Entre los beneficiados por la decisión se encuentran el exministro de Obras Públicas, Gonzalo Castillo Terrero; el exministro Administrativo de la Presidencia, José Ramón Peralta; así como Daniel Guerrero Mena, Marcial Reyes y Rosa Arias Ruiz. Según el recurso, la resolución incurrió en errores de hecho y de derecho al valorar las pruebas presentadas por el Ministerio Público, especialmente las relacionadas con el presunto esquema de financiamiento político descrito en la acusación.
La apelación fue depositada ante el Cuarto Juzgado de la Instrucción del Distrito Nacional para que la Cámara Penal de la Corte de Apelación examine la decisión emitida el pasado 29 de mayo. El tribunal deberá determinar si confirma el auto de no ha lugar o si considera que existen fundamentos para modificar la decisión.
En el sistema judicial dominicano, un auto de no ha lugar significa que, en la fase de instrucción, el juez entiende que no existen pruebas suficientes para enviar a los imputados a juicio de fondo. Sin embargo, esa decisión puede ser recurrida mediante apelación para que un tribunal superior reevalúe la valoración de las evidencias presentadas.
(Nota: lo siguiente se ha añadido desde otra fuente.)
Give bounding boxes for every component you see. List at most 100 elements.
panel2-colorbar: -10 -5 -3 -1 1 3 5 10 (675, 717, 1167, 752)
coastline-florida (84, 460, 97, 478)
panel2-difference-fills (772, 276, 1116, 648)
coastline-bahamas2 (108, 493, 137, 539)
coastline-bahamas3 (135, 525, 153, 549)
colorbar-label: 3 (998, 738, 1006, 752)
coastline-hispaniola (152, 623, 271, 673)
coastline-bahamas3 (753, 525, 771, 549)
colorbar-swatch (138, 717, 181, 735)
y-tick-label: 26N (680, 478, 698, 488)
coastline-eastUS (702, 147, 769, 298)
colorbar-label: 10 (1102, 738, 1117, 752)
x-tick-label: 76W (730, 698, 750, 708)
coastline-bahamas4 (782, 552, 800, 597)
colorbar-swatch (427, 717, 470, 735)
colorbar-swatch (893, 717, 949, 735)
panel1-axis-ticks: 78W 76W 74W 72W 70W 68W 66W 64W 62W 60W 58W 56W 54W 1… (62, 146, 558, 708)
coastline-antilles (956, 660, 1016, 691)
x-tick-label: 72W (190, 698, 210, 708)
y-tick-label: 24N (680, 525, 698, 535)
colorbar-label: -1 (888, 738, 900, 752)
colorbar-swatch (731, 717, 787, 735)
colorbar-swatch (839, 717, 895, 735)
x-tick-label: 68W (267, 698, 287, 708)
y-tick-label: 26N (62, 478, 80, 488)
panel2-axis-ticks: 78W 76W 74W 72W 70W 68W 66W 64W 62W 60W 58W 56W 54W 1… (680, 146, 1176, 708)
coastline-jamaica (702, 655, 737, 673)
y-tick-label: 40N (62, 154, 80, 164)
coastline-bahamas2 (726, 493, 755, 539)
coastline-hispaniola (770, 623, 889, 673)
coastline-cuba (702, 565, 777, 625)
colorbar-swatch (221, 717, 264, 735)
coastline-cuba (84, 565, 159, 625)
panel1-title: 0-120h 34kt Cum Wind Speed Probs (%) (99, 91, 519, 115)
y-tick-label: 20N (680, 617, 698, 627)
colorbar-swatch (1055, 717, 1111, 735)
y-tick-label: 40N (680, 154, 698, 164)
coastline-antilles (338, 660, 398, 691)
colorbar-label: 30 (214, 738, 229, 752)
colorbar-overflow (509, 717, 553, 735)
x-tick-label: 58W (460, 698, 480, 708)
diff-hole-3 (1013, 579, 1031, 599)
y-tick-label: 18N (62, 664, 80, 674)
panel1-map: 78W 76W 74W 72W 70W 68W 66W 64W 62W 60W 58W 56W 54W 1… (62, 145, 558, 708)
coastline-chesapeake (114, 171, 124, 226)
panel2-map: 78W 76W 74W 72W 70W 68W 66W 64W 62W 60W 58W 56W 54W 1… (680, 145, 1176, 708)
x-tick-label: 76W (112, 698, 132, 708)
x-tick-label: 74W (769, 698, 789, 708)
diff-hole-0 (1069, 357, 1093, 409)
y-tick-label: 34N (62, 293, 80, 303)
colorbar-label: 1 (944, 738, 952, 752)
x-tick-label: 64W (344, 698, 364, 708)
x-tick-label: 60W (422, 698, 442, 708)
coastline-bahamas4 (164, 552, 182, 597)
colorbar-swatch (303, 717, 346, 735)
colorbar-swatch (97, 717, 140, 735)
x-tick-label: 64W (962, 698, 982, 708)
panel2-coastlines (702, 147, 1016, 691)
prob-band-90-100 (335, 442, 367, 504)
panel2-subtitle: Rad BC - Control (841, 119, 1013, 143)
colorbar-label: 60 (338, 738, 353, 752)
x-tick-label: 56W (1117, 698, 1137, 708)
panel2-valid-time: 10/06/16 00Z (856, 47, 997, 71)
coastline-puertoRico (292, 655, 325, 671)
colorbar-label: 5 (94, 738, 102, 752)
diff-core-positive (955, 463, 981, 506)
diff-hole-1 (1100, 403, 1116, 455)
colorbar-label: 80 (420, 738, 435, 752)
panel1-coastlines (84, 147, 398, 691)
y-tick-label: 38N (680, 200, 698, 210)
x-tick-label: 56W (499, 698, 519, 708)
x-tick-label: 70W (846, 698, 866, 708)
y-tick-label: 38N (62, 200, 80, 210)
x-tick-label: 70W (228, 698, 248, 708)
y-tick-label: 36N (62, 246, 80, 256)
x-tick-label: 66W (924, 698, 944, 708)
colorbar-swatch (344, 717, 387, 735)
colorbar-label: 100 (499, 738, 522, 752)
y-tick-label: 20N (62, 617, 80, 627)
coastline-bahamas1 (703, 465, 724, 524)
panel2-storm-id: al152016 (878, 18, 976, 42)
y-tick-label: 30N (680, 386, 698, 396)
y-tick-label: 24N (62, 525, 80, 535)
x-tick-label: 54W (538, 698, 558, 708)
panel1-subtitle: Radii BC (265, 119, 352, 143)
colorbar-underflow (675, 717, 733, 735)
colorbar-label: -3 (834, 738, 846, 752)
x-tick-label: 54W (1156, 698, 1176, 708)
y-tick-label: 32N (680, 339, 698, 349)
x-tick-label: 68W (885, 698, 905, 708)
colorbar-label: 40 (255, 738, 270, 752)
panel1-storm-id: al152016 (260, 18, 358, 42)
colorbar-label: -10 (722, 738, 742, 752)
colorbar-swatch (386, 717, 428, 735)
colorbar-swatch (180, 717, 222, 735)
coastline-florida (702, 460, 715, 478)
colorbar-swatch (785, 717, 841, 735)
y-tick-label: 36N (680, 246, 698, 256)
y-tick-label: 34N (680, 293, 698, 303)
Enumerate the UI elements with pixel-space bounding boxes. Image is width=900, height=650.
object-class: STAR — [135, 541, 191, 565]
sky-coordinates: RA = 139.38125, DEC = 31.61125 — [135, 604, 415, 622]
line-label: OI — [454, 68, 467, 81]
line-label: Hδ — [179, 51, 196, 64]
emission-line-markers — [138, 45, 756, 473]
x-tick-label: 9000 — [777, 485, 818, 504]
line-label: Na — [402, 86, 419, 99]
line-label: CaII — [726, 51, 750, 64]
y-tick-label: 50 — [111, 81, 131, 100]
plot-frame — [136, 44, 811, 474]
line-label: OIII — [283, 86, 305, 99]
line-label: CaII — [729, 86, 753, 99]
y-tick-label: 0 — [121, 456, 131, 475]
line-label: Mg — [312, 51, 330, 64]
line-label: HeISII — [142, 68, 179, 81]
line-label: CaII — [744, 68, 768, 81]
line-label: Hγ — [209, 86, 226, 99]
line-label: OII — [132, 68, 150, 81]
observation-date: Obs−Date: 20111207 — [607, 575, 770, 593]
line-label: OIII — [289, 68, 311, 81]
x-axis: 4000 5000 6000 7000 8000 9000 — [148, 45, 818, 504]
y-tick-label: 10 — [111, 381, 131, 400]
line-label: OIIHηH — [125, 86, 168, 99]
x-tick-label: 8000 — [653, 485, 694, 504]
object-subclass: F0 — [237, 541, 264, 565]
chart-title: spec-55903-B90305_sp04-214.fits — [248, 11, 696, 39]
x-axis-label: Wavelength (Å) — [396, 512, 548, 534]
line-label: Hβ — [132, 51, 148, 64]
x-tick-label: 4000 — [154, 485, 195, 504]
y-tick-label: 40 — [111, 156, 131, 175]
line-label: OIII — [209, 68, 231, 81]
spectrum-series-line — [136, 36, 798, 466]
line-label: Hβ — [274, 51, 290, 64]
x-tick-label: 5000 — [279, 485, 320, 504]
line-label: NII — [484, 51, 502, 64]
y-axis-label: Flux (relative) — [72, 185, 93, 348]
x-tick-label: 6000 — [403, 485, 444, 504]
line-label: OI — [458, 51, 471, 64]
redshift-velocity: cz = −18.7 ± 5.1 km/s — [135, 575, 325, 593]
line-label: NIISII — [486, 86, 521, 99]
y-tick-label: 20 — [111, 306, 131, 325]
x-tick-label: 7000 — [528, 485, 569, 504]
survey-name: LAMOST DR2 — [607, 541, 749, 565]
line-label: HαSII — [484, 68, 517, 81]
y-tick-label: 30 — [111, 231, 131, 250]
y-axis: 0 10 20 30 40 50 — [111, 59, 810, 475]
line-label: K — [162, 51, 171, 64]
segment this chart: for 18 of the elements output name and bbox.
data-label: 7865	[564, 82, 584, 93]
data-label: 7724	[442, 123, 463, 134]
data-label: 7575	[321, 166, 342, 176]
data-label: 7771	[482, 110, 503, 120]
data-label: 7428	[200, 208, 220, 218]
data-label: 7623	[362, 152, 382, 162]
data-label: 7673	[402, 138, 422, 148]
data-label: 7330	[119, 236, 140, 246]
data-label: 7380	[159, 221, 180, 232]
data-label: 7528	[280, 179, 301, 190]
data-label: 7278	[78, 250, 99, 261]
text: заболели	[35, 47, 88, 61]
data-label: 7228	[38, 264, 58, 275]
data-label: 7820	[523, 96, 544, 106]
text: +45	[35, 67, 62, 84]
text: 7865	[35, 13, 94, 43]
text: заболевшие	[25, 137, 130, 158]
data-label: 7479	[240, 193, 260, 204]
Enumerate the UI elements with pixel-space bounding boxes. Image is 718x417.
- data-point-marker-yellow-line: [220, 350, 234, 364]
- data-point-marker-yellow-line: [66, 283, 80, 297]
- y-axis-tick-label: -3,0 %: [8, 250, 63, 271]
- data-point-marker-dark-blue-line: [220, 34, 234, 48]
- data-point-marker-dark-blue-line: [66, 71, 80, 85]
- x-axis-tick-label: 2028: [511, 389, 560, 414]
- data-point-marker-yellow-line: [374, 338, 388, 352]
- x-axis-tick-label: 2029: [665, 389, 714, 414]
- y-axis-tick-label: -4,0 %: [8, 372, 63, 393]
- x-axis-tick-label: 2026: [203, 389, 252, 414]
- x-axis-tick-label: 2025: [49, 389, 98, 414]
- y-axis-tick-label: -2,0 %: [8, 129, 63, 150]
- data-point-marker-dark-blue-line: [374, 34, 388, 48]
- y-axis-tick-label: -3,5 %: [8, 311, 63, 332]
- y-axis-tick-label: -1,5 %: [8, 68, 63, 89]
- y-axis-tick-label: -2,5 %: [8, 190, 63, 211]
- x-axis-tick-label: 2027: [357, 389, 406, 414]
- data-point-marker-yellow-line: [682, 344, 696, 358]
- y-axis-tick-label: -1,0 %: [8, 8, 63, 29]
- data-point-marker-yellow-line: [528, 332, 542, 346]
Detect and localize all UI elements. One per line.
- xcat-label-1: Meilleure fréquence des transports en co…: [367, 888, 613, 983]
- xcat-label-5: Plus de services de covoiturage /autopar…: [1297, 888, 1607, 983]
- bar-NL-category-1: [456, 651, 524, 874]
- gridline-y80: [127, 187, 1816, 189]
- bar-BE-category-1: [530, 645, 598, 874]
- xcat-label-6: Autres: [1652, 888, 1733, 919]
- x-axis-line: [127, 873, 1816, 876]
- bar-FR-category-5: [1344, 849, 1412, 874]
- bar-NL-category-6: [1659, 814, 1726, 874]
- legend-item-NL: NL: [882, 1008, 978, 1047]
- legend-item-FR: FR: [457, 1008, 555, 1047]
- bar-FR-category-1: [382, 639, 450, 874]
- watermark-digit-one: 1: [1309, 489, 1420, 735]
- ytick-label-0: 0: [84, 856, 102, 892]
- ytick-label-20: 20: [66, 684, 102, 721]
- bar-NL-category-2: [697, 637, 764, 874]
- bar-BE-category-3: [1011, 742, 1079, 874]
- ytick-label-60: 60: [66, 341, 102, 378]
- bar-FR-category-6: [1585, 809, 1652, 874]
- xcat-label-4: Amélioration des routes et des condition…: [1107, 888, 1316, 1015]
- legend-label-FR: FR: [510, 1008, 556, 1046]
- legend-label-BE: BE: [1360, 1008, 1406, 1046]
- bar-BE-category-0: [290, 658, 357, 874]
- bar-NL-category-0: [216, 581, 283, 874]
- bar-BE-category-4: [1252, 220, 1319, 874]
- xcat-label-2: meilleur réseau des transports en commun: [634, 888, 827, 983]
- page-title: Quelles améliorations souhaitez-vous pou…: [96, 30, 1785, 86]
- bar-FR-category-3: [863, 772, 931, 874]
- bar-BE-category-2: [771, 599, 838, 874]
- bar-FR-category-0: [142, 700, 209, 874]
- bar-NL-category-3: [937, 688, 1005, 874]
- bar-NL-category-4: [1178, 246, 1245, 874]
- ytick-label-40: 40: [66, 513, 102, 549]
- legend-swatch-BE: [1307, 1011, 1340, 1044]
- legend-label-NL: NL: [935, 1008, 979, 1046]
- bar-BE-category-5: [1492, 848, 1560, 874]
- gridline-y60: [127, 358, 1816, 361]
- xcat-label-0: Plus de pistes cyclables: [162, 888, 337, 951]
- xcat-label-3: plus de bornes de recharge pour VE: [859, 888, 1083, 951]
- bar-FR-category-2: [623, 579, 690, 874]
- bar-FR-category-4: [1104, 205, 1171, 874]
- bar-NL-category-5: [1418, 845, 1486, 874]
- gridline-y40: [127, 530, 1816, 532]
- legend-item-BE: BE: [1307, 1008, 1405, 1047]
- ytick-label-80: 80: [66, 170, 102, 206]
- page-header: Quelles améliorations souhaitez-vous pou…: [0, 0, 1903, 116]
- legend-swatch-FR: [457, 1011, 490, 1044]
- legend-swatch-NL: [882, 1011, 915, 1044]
Si la Corte de Apelación confirma el no ha lugar, los imputados permanecerán fuera del juicio de fondo en esta etapa del proceso. En cambio, si revoca total o parcialmente la decisión, el expediente podría avanzar hacia la fase de juicio respecto de todos o algunos de los imputados, dependiendo del alcance de la resolución que adopte el tribunal.